Kekhawatiran makin menjadi-jadi, Maret 2020, ketika pemerintah secara resmi mengumumkan kasus pertama. Tak lama kemudian, kantor saya mengumumkan WFH selama tiga bulan.
---
Per hari ini, 21 Mei 2021, saya memang sudah sangat tenang, bahkan jauh dari kekhawatiran terhadap virus itu.
Tetapi setahunan yang lalu, saya sempat ketakutan. Panik, bahkan lebih panik dari yang hari ini sedang panik.
Bayangkan saja, paket mainan yang sudah datang sejak Februari 2020, baru berani kami sentuh di akhir Mei 2020, lebih dari 3 bulan. Saya memberanikan diri membukannya, tanpa menyentuh, 1 set mainan itu langsung dimasukan ke dalam ember, diguyur dengan air panas, di aduk dengan detergen, kemudian di keringkan di atas seng di bawah sinar matahari selama lebih dari 1 jam. Alhasil, mainan yang terbuat dari karet itu, beberapa bagiannya lumer dan tidak bisa difungsikan sebagaimana mestinya.
Bayangkan, karena paniknya, saya begitu ketakutan sampai tidak bisa berpikir logis.
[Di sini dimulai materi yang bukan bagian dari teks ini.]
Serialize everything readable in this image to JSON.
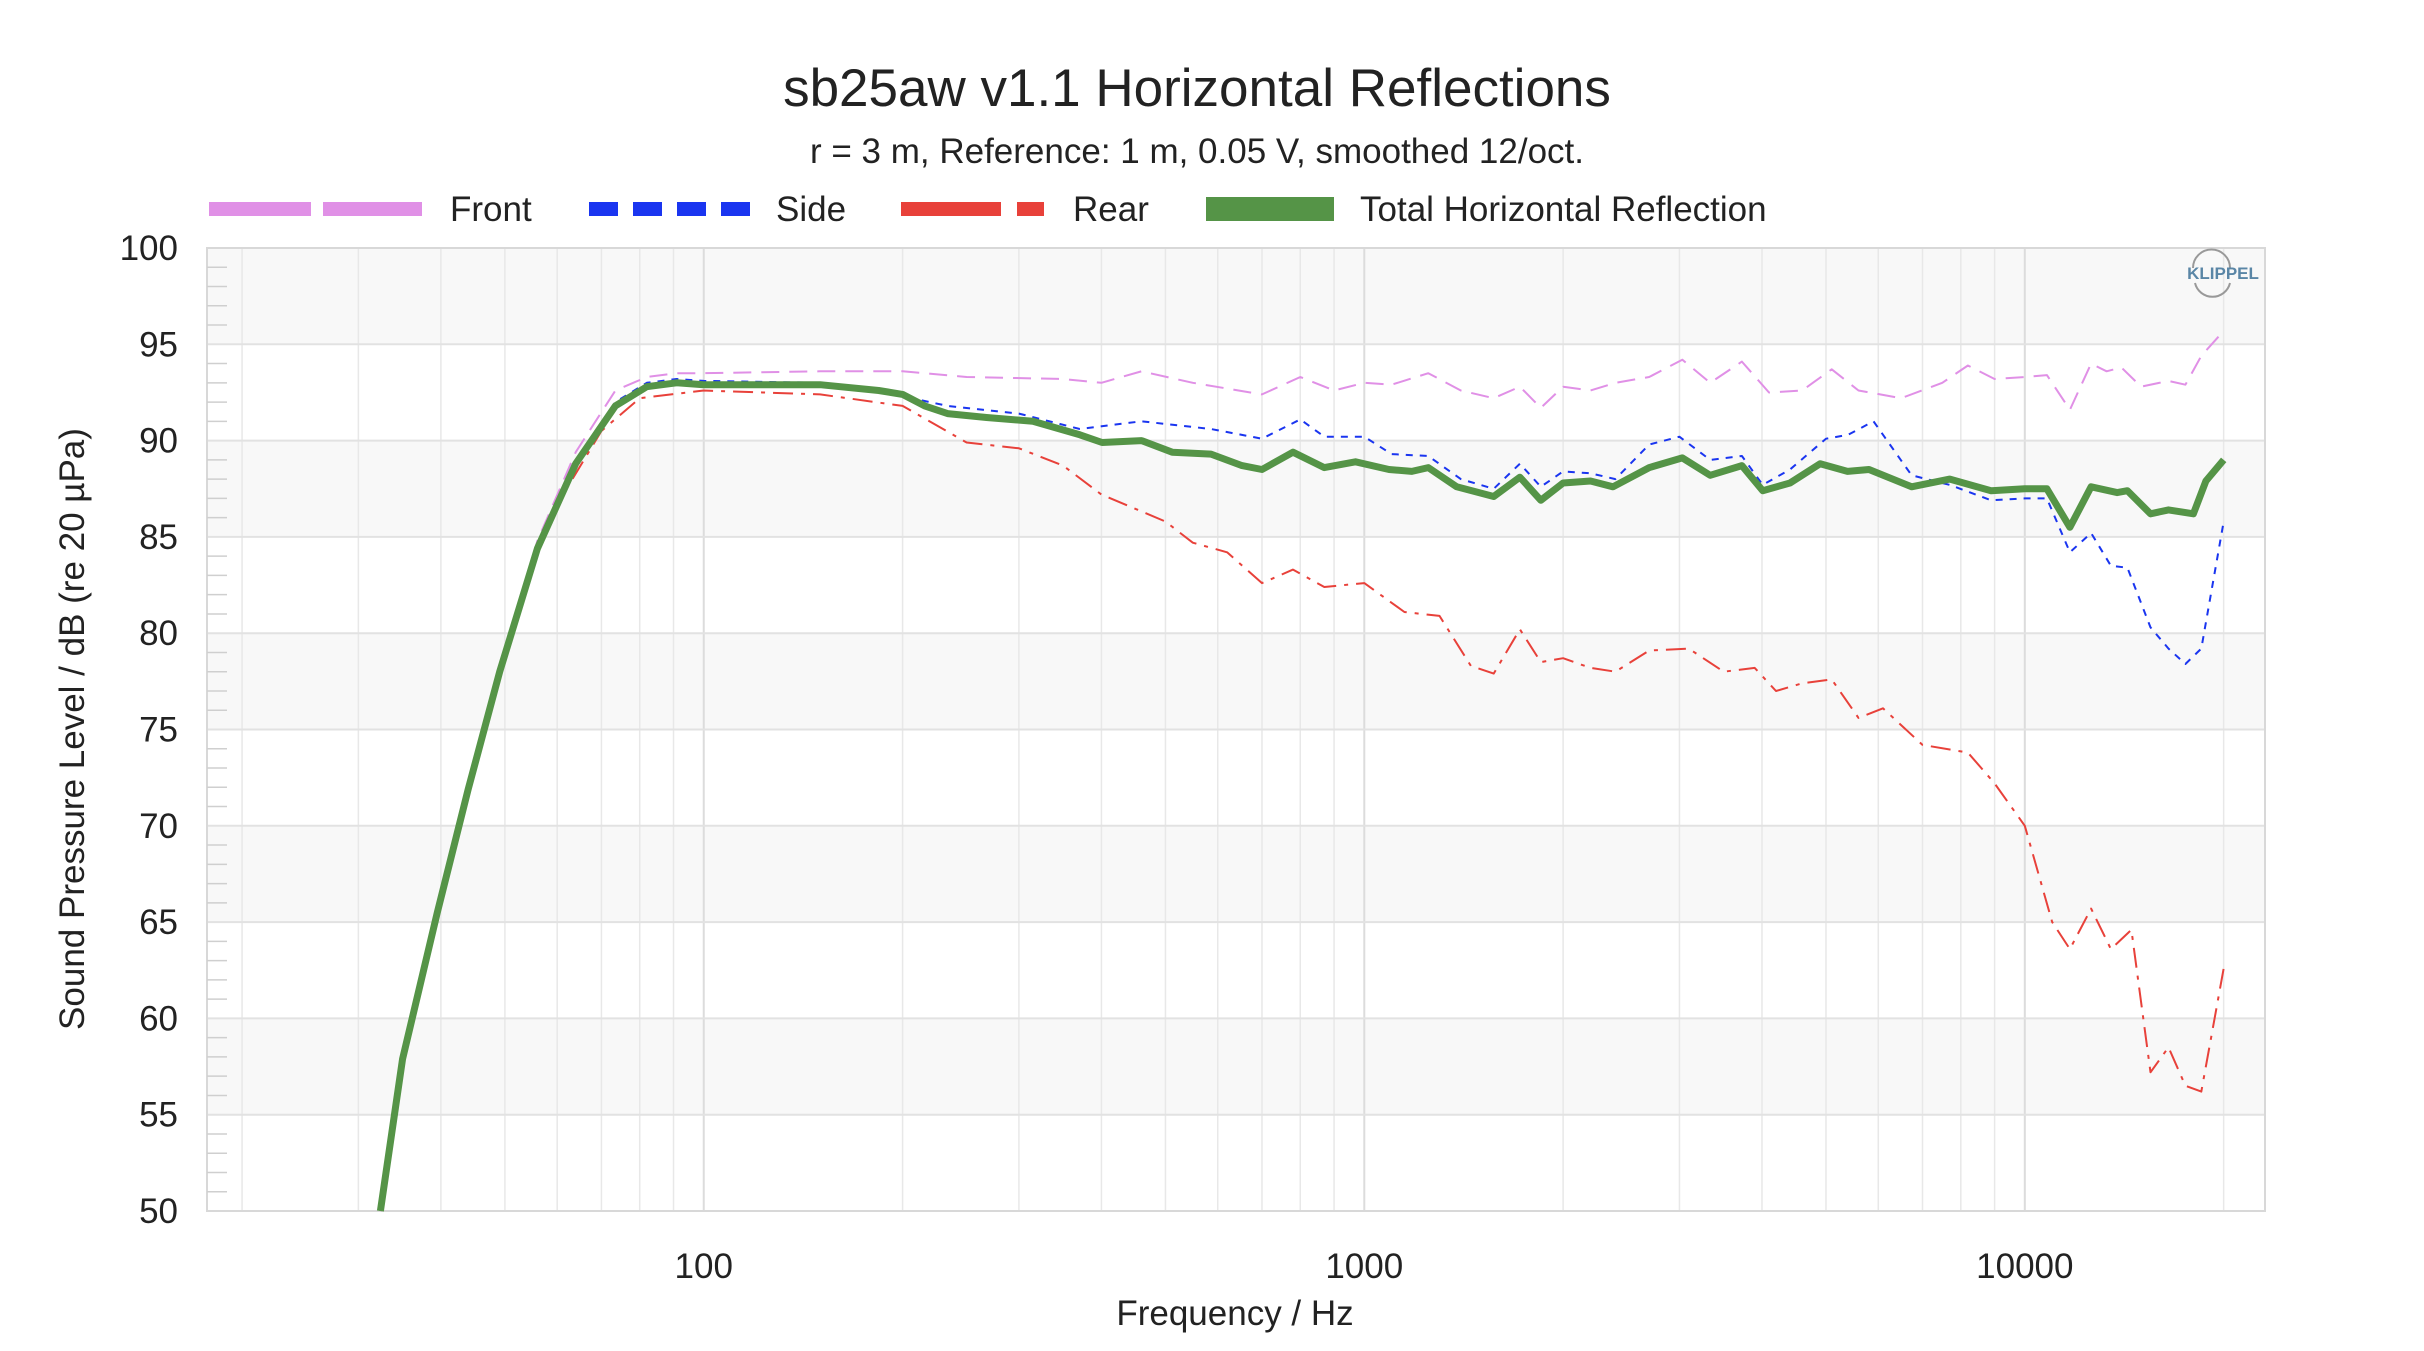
{
  "chart_data": {
    "type": "line",
    "title": "sb25aw v1.1 Horizontal Reflections",
    "subtitle": "r = 3 m,  Reference: 1 m, 0.05 V, smoothed 12/oct.",
    "xlabel": "Frequency / Hz",
    "ylabel": "Sound Pressure Level / dB (re 20 µPa)",
    "xscale": "log",
    "xlim": [
      17.7,
      23100
    ],
    "ylim": [
      50,
      100
    ],
    "grid": true,
    "legend_position": "top",
    "watermark": "KLIPPEL",
    "xticks": [
      {
        "value": 100,
        "label": "100"
      },
      {
        "value": 1000,
        "label": "1000"
      },
      {
        "value": 10000,
        "label": "10000"
      }
    ],
    "yticks": [
      {
        "value": 100,
        "label": "100"
      },
      {
        "value": 95,
        "label": "95"
      },
      {
        "value": 90,
        "label": "90"
      },
      {
        "value": 85,
        "label": "85"
      },
      {
        "value": 80,
        "label": "80"
      },
      {
        "value": 75,
        "label": "75"
      },
      {
        "value": 70,
        "label": "70"
      },
      {
        "value": 65,
        "label": "65"
      },
      {
        "value": 60,
        "label": "60"
      },
      {
        "value": 55,
        "label": "55"
      },
      {
        "value": 50,
        "label": "50"
      }
    ],
    "series": [
      {
        "name": "Front",
        "color": "#e090e6",
        "style": "dashed",
        "x": [
          32.4,
          35,
          39.5,
          44,
          49.1,
          56,
          64,
          73.5,
          82,
          91,
          100,
          150,
          200,
          250,
          350,
          400,
          460,
          550,
          700,
          800,
          900,
          1000,
          1100,
          1250,
          1400,
          1570,
          1720,
          1850,
          2000,
          2200,
          2400,
          2700,
          3030,
          3340,
          3730,
          4100,
          4600,
          5100,
          5600,
          6500,
          7500,
          8200,
          9000,
          10000,
          10800,
          11700,
          12600,
          13300,
          14000,
          15000,
          16500,
          17500,
          18500,
          20000
        ],
        "y": [
          50,
          57.9,
          65.5,
          71.9,
          78.2,
          84.8,
          89.4,
          92.6,
          93.3,
          93.5,
          93.5,
          93.6,
          93.6,
          93.3,
          93.2,
          93,
          93.6,
          93,
          92.4,
          93.3,
          92.6,
          93,
          92.9,
          93.5,
          92.6,
          92.2,
          92.8,
          91.7,
          92.8,
          92.6,
          93,
          93.3,
          94.2,
          93,
          94.1,
          92.5,
          92.6,
          93.7,
          92.6,
          92.2,
          93,
          93.9,
          93.2,
          93.3,
          93.4,
          91.6,
          94,
          93.6,
          93.8,
          92.8,
          93.1,
          92.9,
          94.4,
          95.7
        ]
      },
      {
        "name": "Side",
        "color": "#1a35f0",
        "style": "dotted",
        "x": [
          32.4,
          35,
          39.5,
          44,
          49.1,
          56,
          64,
          73.5,
          82,
          91,
          100,
          150,
          200,
          234,
          300,
          371,
          460,
          586,
          700,
          800,
          870,
          1000,
          1100,
          1250,
          1400,
          1570,
          1720,
          1850,
          2000,
          2200,
          2400,
          2700,
          3000,
          3340,
          3730,
          4010,
          4410,
          5000,
          5400,
          5900,
          6740,
          7700,
          8890,
          10000,
          10800,
          11700,
          12600,
          13500,
          14300,
          15500,
          16500,
          17500,
          18500,
          20000
        ],
        "y": [
          50,
          57.9,
          65.5,
          71.9,
          78,
          84.5,
          88.9,
          92,
          93,
          93.2,
          93.1,
          93,
          92.3,
          91.8,
          91.4,
          90.6,
          91,
          90.6,
          90.1,
          91.1,
          90.2,
          90.2,
          89.3,
          89.2,
          88,
          87.5,
          88.8,
          87.6,
          88.4,
          88.3,
          88,
          89.8,
          90.2,
          89,
          89.2,
          87.7,
          88.5,
          90.1,
          90.3,
          91,
          88.2,
          87.7,
          86.9,
          87,
          87,
          84.2,
          85.2,
          83.5,
          83.4,
          80.3,
          79.2,
          78.4,
          79.2,
          85.8
        ]
      },
      {
        "name": "Rear",
        "color": "#e8413a",
        "style": "dashdot",
        "x": [
          32.4,
          35,
          39.5,
          44,
          49.1,
          56,
          60,
          70,
          80,
          100,
          150,
          200,
          250,
          300,
          350,
          400,
          500,
          550,
          620,
          700,
          780,
          870,
          1000,
          1150,
          1300,
          1450,
          1570,
          1720,
          1850,
          2000,
          2200,
          2400,
          2700,
          3100,
          3500,
          3900,
          4200,
          4600,
          5100,
          5600,
          6100,
          7000,
          8200,
          9000,
          10000,
          11000,
          11700,
          12600,
          13500,
          14500,
          15500,
          16500,
          17500,
          18500,
          20000
        ],
        "y": [
          50,
          57.9,
          65.5,
          71.9,
          78,
          84.3,
          86.7,
          90.5,
          92.2,
          92.6,
          92.4,
          91.8,
          89.9,
          89.6,
          88.7,
          87.2,
          85.8,
          84.7,
          84.2,
          82.6,
          83.3,
          82.4,
          82.6,
          81.1,
          80.9,
          78.3,
          77.9,
          80.2,
          78.5,
          78.7,
          78.2,
          78,
          79.1,
          79.2,
          78,
          78.2,
          77,
          77.4,
          77.6,
          75.6,
          76.1,
          74.2,
          73.8,
          72.2,
          70,
          65,
          63.6,
          65.7,
          63.6,
          64.6,
          57.2,
          58.5,
          56.5,
          56.2,
          62.6
        ]
      },
      {
        "name": "Total Horizontal Reflection",
        "color": "#559447",
        "style": "solid",
        "x": [
          32.4,
          35,
          39.5,
          44,
          49.1,
          56,
          64,
          73.5,
          82,
          91,
          100,
          150,
          184,
          200,
          216,
          234,
          268,
          315,
          371,
          401,
          460,
          512,
          586,
          653,
          700,
          780,
          870,
          970,
          1090,
          1180,
          1250,
          1380,
          1570,
          1720,
          1850,
          2000,
          2200,
          2380,
          2700,
          3030,
          3340,
          3730,
          4010,
          4410,
          4900,
          5390,
          5810,
          6740,
          7700,
          8890,
          10000,
          10800,
          11700,
          12600,
          13800,
          14300,
          15500,
          16500,
          18000,
          18800,
          20000
        ],
        "y": [
          50,
          57.9,
          65.5,
          71.9,
          78,
          84.4,
          88.8,
          91.8,
          92.8,
          93,
          92.9,
          92.9,
          92.6,
          92.4,
          91.8,
          91.4,
          91.2,
          91,
          90.3,
          89.9,
          90,
          89.4,
          89.3,
          88.7,
          88.5,
          89.4,
          88.6,
          88.9,
          88.5,
          88.4,
          88.6,
          87.6,
          87.1,
          88.1,
          86.9,
          87.8,
          87.9,
          87.6,
          88.6,
          89.1,
          88.2,
          88.7,
          87.4,
          87.8,
          88.8,
          88.4,
          88.5,
          87.6,
          88,
          87.4,
          87.5,
          87.5,
          85.5,
          87.6,
          87.3,
          87.4,
          86.2,
          86.4,
          86.2,
          87.9,
          89
        ]
      }
    ]
  }
}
Bukankah itu virus hanya mampu bertahan dalam rentang waktu 2 minggu? bukankah paket itu sudah dikirim sejak Nov/Desember tahun 2019? Bukankah katanya tu virus kalah jika berhadap dengan sabun cuci tangan/hand sanitizer, sementara yang saya lakukan sudah lebih dari sekedar mencuci, bahkan bisa dikatakan saya sudah "memasak" virus itu?
Hari-hari pun berlalu...
Ramadhan tahun 2020 saya lalui tanpa 2 raka'at pun shalat tarawih di masjid, karena masjid tutup utk pelaksanaan shalat.
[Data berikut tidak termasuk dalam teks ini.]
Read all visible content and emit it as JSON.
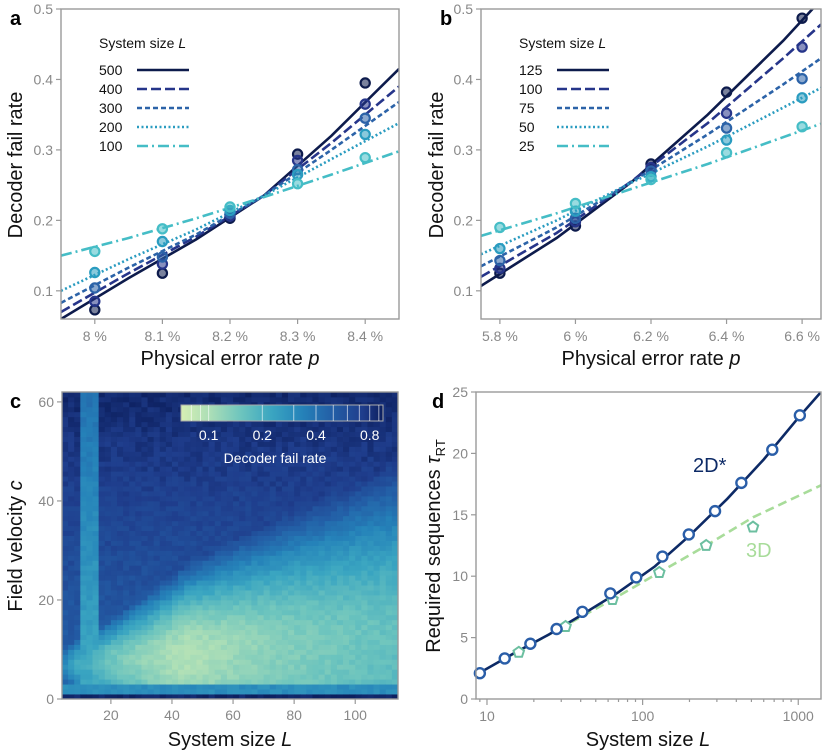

Saya ikuti kebijakan itu, saya juga nyinyir (walau hanya dalam hati), dengan rekan-rekan yang tetap ngotot ke masjid. Saya pikir, nih teman2 mengapa masih ngotot? mengapa tidak memilih keringanan yang diberikan? malah tetap melawan bahaya, tanpa ada ikhtiar maksimal untuk mencegahnya, dan seterusnya, dan seterusnya...
---
Kekhawatiran saya ini kemudian berbalik, ketika di pertengahan tahun 2020 itu, terjadi demo besar-besaran di AS. Tanpa masker, tanpa jaga jarak. Di awal-awal sy sudah bikin komitmen di dalam hati... Jika dalam 1 bulan kemudian, ada berita kematian massal di AS, maka berita virus ini benar. Tetapi jika tidak, maka cerita virus ini perlu ditelisik lagi. Saya tunggu sampai September, tidak ada berita heboh kematian mendadak, yang ada malah biasa-biasa saja.